Experts warn that water waste is now "amplifying the climate crisis" by eroding economic resilience and increasing the continent's dependence on costly energy systems.
The report by Danfoss projects that the water sector's energy use will double by 2040, while the energy sector's water demand could jump by nearly 60 per cent. On a global scale, water demand could exceed supply by 40 per cent within five years, exacerbating shortages already affecting 3.6 billion people worldwide.
The Energy–Water Paradox
Energy and water are locked in a tight feedback loop. Every stage of the water cycle — extraction, treatment, delivery, and disposal — requires energy. Meanwhile, energy generation itself relies heavily on freshwater withdrawals, accounting for around 14 per cent of global usage.
"As the world's population grows, so does our thirst — and with it, our energy bill," said Kim Fausing, CEO of Danfoss. "In Europe, far too much treated water — and the energy that goes into it — is wasted through leaks and inefficiencies. This is both an economic and security issue."
When one system fails, the other suffers. Droughts and heatwaves disrupt electricity production, while energy shortages cripple water networks. Experts argue that Europe can no longer afford to treat them as separate challenges.
Economic Strain and Looming Costs
The cost of inaction could be staggering. Inefficiencies in managing water and energy could shave up to 8 per cent off GDP in wealthy nations and 10–15 per cent in lower-income economies by 2050.

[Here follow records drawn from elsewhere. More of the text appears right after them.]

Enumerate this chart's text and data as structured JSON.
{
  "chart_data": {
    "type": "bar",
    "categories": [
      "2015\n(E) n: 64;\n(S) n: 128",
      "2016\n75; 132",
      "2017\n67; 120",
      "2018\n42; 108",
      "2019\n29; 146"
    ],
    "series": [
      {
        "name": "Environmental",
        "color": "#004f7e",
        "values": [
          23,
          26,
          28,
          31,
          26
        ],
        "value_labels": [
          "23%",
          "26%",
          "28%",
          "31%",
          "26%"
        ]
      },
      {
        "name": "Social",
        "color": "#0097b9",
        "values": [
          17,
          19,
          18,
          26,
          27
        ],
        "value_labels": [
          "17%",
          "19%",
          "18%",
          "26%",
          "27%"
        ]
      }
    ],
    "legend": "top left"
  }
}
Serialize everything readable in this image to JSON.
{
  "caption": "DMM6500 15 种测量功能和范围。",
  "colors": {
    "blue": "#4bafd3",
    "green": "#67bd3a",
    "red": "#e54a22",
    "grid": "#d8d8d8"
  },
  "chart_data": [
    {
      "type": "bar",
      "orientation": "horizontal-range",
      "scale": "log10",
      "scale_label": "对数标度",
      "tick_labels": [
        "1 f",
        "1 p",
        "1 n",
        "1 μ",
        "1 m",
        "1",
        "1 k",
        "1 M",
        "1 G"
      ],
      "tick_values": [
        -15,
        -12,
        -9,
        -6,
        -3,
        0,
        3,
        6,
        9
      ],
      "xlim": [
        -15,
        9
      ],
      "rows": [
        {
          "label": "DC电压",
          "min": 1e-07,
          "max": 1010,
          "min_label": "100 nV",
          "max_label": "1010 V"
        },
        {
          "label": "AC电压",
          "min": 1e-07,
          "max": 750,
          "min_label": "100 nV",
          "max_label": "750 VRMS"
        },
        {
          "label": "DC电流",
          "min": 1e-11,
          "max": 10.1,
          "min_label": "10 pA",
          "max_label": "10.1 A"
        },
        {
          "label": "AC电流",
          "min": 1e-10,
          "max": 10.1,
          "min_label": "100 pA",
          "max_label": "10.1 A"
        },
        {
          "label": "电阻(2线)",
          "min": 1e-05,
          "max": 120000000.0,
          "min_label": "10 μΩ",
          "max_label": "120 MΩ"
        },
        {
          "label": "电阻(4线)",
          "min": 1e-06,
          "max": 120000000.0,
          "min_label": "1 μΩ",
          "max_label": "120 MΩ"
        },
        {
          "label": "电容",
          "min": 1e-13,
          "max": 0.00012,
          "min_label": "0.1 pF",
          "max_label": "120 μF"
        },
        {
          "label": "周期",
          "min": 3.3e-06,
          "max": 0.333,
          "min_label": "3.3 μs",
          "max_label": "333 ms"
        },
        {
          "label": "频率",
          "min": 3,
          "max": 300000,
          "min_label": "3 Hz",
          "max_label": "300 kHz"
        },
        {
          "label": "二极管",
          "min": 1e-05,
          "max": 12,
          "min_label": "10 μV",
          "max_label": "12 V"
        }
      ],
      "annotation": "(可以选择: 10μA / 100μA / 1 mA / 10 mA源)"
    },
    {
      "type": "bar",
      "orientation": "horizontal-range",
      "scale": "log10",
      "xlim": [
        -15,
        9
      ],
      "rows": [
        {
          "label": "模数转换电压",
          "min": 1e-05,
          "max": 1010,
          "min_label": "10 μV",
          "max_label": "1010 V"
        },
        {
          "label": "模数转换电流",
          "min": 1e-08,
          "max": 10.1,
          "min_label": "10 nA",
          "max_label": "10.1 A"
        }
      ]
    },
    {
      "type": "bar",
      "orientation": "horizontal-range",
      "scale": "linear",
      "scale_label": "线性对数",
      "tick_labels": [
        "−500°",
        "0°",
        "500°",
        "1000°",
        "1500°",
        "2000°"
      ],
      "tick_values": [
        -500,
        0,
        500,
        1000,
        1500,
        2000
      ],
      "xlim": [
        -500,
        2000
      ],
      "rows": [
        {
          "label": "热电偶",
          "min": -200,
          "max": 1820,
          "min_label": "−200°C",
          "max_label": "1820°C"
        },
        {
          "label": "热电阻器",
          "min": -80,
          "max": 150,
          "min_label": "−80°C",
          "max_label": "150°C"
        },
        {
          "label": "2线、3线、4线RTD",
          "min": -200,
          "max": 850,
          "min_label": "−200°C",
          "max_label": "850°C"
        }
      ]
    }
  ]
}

Globally, water-related issues have already added $9.6 billion (€8.26 billion) in costs to the power sector. Within the EU, member states will need to invest €500 to €1,000 per person by 2030 just to comply with existing water laws.
Beyond financial losses, the crisis threatens public health, infrastructure, and geopolitical stability. Limited access to affordable water or energy risks deepening inequality and fuelling social unrest — particularly in countries dependent on imports or shared water sources.
Fixing the Flow: Technology and Policy
Solutions, experts stress, already exist. Smarter infrastructure and stricter efficiency standards could drastically reduce waste.
"We need ambitious regulation, measurable water-efficiency targets, and incentives for technologies like leak detection, smart metering, and pressure management," said Fausing. "Every drop saved means less energy wasted."
Retrofitting existing desalination plants to modern standards could save €34.5 billion and cut 111 million tonnes of CO₂, according to Danfoss. Meanwhile, wastewater treatment facilities using variable speed drives — allowing pumps and motors to adjust to demand — can slash energy use by around 20 per cent.
A treatment plant in Chennai, India, for instance, reduced its energy consumption by 22 per cent through such upgrades.
The Data Centre Dilemma
Europe's digital expansion is also fuelling the crisis. Data centres now consume 560 billion litres of water annually, a figure set to double to 1.2 trillion litres by 2030, six times the EU's total freshwater abstraction in 2022.
Most of this is used for cooling servers, which generate immense heat. Liquid cooling — especially direct-to-chip systems — offers a potential fix, improving energy efficiency by at least 15 per cent while using less water.
Waste heat from data centres could also be repurposed. The International Energy Agency (IEA) estimates it could meet 10 per cent of Europe's heating demand by 2030.
"While many data centres are located too far from cities to reuse waste heat effectively, those within a few kilometres could help meet up to 300 TWh of local heating needs," the Danfoss report notes.
A Call for Integration
Analysts say Europe's next major challenge is not just conservation, but integration — treating water, energy, and digital infrastructure as interconnected systems.
Failing to do so risks entrenching waste, deepening economic vulnerabilities, and widening the climate gap.
"The path forward is clear," Fausing concluded. "We must see energy and water as two sides of the same coin — and stop wasting both."